The blueprint sets clear goals for technological independence, requiring the share of local suppliers in key software and hardware to increase to over 80%. This move may lead to a reassessment and downward pressure on the market share of overseas companies like Nvidia (NVDA:US) and AMD (AMD:US) in China.
The project funding will mainly be raised through the issuance of ultra-long-term special government bonds with a maturity of over ten years and strategic industry investment funds. If the integration of the power grid and computing network is successfully achieved, the total expected investment could expand to 5 trillion yuan.
Policy Marginal Changes and Self-Sufficiency Supply Indicators
The nationwide computing hub network blueprint, drafted by the National Development and Reform Commission (NDRC) in conjunction with multiple ministries, is a key component of the top-level design of the six networks proposed earlier this year. To ensure supply chain security and independence, Beijing has set clear quantitative targets, aiming for local suppliers like Huawei, Alibaba (BABA:US), Biren Technology, and Moore Threads to provide at least 80% of intelligent computing chips and related technical support. Nine domestically developed computing chips have already passed official security reviews, laying a compliant foundation for large-scale replacement in key industries and public sectors. If this replacement process proceeds as planned, overseas chip giants may face pressure on their supply chains and marginal revenues in China.
Capital Expenditure Comparison and Low-Cost Factor Advantages
Although the direct investment of 2 trillion yuan over five years appears relatively modest compared to the combined capital expenditure of up to $725 billion by U.S. tech giants like Meta (META:US) and Microsoft (MSFT:US) in the AI field this year, China has significant infrastructure efficiency advantages in labor, component supply chains, and computing center construction costs. Analysts point out that if the supporting power grid upgrades and transmission infrastructure integration projects are included in the combined statistics, the total expected investment scale of this computing infrastructure project could rise to 5 trillion yuan, with its multiplier effect providing long-term support for the domestic capital goods and power equipment sectors.
Government Bond Issuance and Diversified Fund Allocation
In terms of funding support and fiscal tool selection, the central government will primarily rely on issuing ultra-long-term special government bonds to provide underlying cash flow. These debt instruments generally have a maturity of over ten years, aiming to match the construction cycle of long-term digital assets. Additionally, government-led strategic industry investment funds will act as the main co-investors, in conjunction with special low-interest loans from state-owned commercial banks, leveraging this to attract private capital participation. This diversified financing combination is expected to provide stable funding chain support for data center connectivity and subsequent operations without crowding out market liquidity.
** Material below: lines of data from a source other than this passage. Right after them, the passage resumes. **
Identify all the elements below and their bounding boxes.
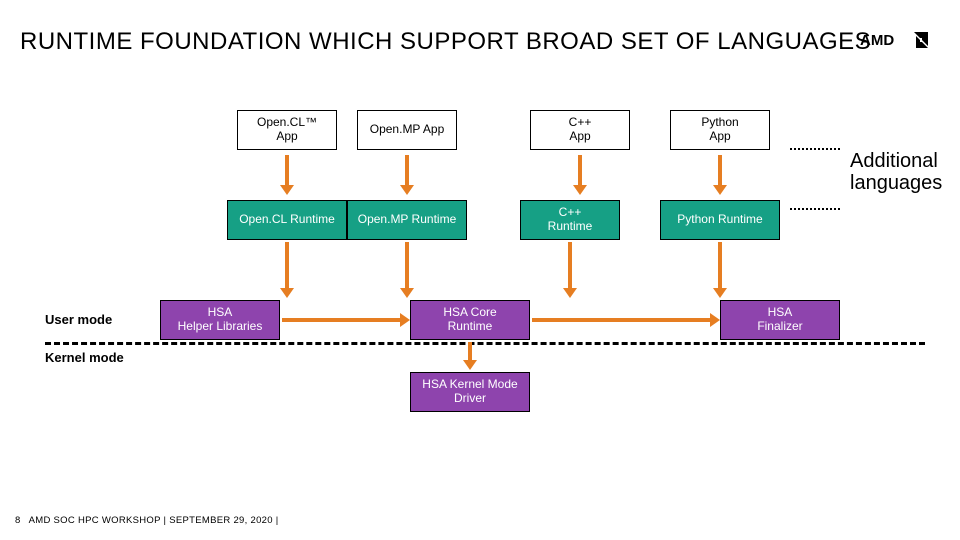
user-kernel-divider [45,342,925,345]
footer-text: AMD SOC HPC WORKSHOP | SEPTEMBER 29, 202… [29,515,279,526]
user-mode-label: User mode [45,312,112,327]
hsa-finalizer-label: HSA Finalizer [757,306,802,334]
python-app-label: Python App [701,116,738,144]
hsa-kernel-driver-label: HSA Kernel Mode Driver [422,378,517,406]
hsa-helper-box: HSA Helper Libraries [160,300,280,340]
opencl-runtime-box: Open.CL Runtime [227,200,347,240]
hsa-finalizer-box: HSA Finalizer [720,300,840,340]
arrow-helper-to-core [282,318,400,322]
cpp-app-box: C++ App [530,110,630,150]
hsa-kernel-driver-box: HSA Kernel Mode Driver [410,372,530,412]
openmp-runtime-label: Open.MP Runtime [358,213,457,227]
amd-logo: AMD [860,30,930,50]
slide-footer: 8 AMD SOC HPC WORKSHOP | SEPTEMBER 29, 2… [15,515,279,526]
openmp-app-box: Open.MP App [357,110,457,150]
hsa-core-box: HSA Core Runtime [410,300,530,340]
opencl-app-label: Open.CL™ App [257,116,317,144]
cpp-runtime-box: C++ Runtime [520,200,620,240]
opencl-app-box: Open.CL™ App [237,110,337,150]
hsa-core-label: HSA Core Runtime [443,306,496,334]
python-runtime-label: Python Runtime [677,213,762,227]
cpp-app-label: C++ App [569,116,592,144]
python-app-box: Python App [670,110,770,150]
svg-text:AMD: AMD [860,32,894,49]
arrow-core-to-finalizer [532,318,710,322]
cpp-runtime-label: C++ Runtime [548,206,593,234]
opencl-runtime-label: Open.CL Runtime [239,213,335,227]
python-runtime-box: Python Runtime [660,200,780,240]
dotted-marker-bottom [790,208,840,210]
kernel-mode-label: Kernel mode [45,350,124,365]
dotted-marker-top [790,148,840,150]
hsa-helper-label: HSA Helper Libraries [178,306,263,334]
openmp-app-label: Open.MP App [370,123,445,137]
additional-languages-label: Additional languages [850,150,942,194]
page-number: 8 [15,515,21,526]
openmp-runtime-box: Open.MP Runtime [347,200,467,240]
slide-title: RUNTIME FOUNDATION WHICH SUPPORT BROAD S… [20,28,871,56]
Computing Resource Integration and Cross-Regional Industry Transmission
According to the planned schedule, the Chinese government aims to integrate the currently scattered and fragmented regional data facilities into a cohesive and efficient network by 2028. State-owned telecom operators like China Mobile (600941:CH) and China Telecom (601728:CH) will primarily be responsible for the daily operation and data transmission assurance of these new computing hubs. The establishment of a unified computing network will effectively reduce the digital transformation costs for high-energy-consuming and high-computing-demand enterprises in finance, intelligent manufacturing, and modern logistics. If resource allocation efficiency is released as planned, the marginal reduction in computing costs is expected to accelerate the iteration speed of domestic large models and guide digital industry investment and technical talent to achieve a gradient shift to energy-rich inland provinces.